A pandemia do covid-19 tem desafiado toda a humanidade a lidar com o medo e a sua própria vulnerabilidade. Todos somos atingidos e de alguma maneira, convocados a nos transformar a partir de uma nova realidade, sem referências anteriores.
As pessoas com surdez enfrentam alguns desafios extras neste momento. O uso de mascaras, essencial para nos protegermos do vírus, inviabiliza a leitura labial e reduz o volume do som durante a comunicação. O trabalho em home office trouxe à tona a questão da falta de acessibilidade digital, uma vez que as legendas e a língua dos sinais, embora venham ganhando espaço, ainda são pouco oferecidos no ambiente virtual.
Por outro lado, esse é um bom momento para as pessoas que convivem com a surdez se apropriarem dos seus recursos internos, que já foram desenvolvidos anteriormente pelos desafios da sua própria condição. O imponderável da vida não é novidade no mundo dos que convivem com a surdez. Essas as pessoas já estão acostumadas a traçar uma nova rota quando o caminho conhecido, ou mais tranqüilo, se mostra inviável.
Momentos de isolamento e silêncio, tão comuns na vida das pessoas com surdez, nos ensinam a nos conectarmos com nós mesmos. Essa conexão é uma habilidade essencial para que possamos manter o nosso equilíbrio emocional nesse momento. A vida já nos ensinou a importância de mudar e nos renovarmos constantemente. A experiência de como lidamos com o medo e continuamos o nosso caminho, pode ser usada por nos mesmos e nos ajudar a inspirar o mundo, num momento em que força, paciência, coragem e solidariedade são fundamentais para que possamos sobreviver enquanto humanidade.
Resiliência é a capacidade humana e universal de superar as adversidades. Nem sempre podemos evitar ou escolhe-las, mas podemos transformar a maneira como as enfrentamos. O enfrentamento é uma processo ativo, de força e ação, que inclui um movimento de fazermos algo por nós mesmos. Ele tem como condição o vínculo com a vida e a busca da mudança e da renovação. Esse processo é dinâmico, não é um estado definitivo, nos desestabilizamos e nos reerguemos, numa eterna equação entre os desafios e os nossos recursos.

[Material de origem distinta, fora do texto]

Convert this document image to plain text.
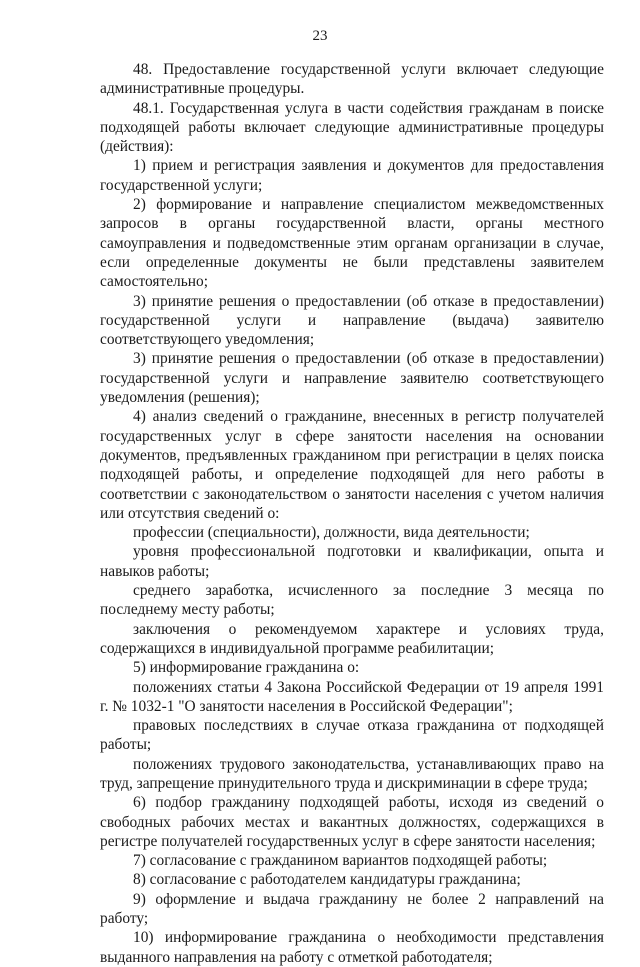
23

48. Предоставление государственной услуги включает следующие административные процедуры.

48.1. Государственная услуга в части содействия гражданам в поиске подходящей работы включает следующие административные процедуры (действия):

1) прием и регистрация заявления и документов для предоставления государственной услуги;

2) формирование и направление специалистом межведомственных запросов в органы государственной власти, органы местного самоуправления и подведомственные этим органам организации в случае, если определенные документы не были представлены заявителем самостоятельно;

3) принятие решения о предоставлении (об отказе в предоставлении) государственной услуги и направление (выдача) заявителю соответствующего уведомления;

3) принятие решения о предоставлении (об отказе в предоставлении) государственной услуги и направление заявителю соответствующего уведомления (решения);

4) анализ сведений о гражданине, внесенных в регистр получателей государственных услуг в сфере занятости населения на основании документов, предъявленных гражданином при регистрации в целях поиска подходящей работы, и определение подходящей для него работы в соответствии с законодательством о занятости населения с учетом наличия или отсутствия сведений о:

профессии (специальности), должности, вида деятельности;

уровня профессиональной подготовки и квалификации, опыта и навыков работы;

среднего заработка, исчисленного за последние 3 месяца по последнему месту работы;

заключения о рекомендуемом характере и условиях труда, содержащихся в индивидуальной программе реабилитации;

5) информирование гражданина о:

положениях статьи 4 Закона Российской Федерации от 19 апреля 1991 г. № 1032-1 "О занятости населения в Российской Федерации";

правовых последствиях в случае отказа гражданина от подходящей работы;

положениях трудового законодательства, устанавливающих право на труд, запрещение принудительного труда и дискриминации в сфере труда;

6) подбор гражданину подходящей работы, исходя из сведений о свободных рабочих местах и вакантных должностях, содержащихся в регистре получателей государственных услуг в сфере занятости населения;

7) согласование с гражданином вариантов подходящей работы;

8) согласование с работодателем кандидатуры гражданина;

9) оформление и выдача гражданину не более 2 направлений на работу;

10) информирование гражданина о необходимости представления выданного направления на работу с отметкой работодателя;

Nesse momento de pandemia e de medo, em que a única saída é seguirmos em frente, é imprescindível nos apropriarmos da nossa história e compartilharmos com toda a humanidade a nossa experiência de enfrentamento. Quando o caminho traçado anteriormente não funciona mais, o resiliente retoma a caminhada e traça um novo caminho, continua adiante, mesmo que não consiga visualizar aonde vai chegar. A pedra no caminho também é uma oportunidade de transformação. Resiliência implica em ressignificar o medo e reavaliar a nossa jornada. Precisamos ter coragem, atitude e esperança para continuar a caminhada, descobrindo as sementes preciosas que muitas vezes se encontram dentro dos espinhos.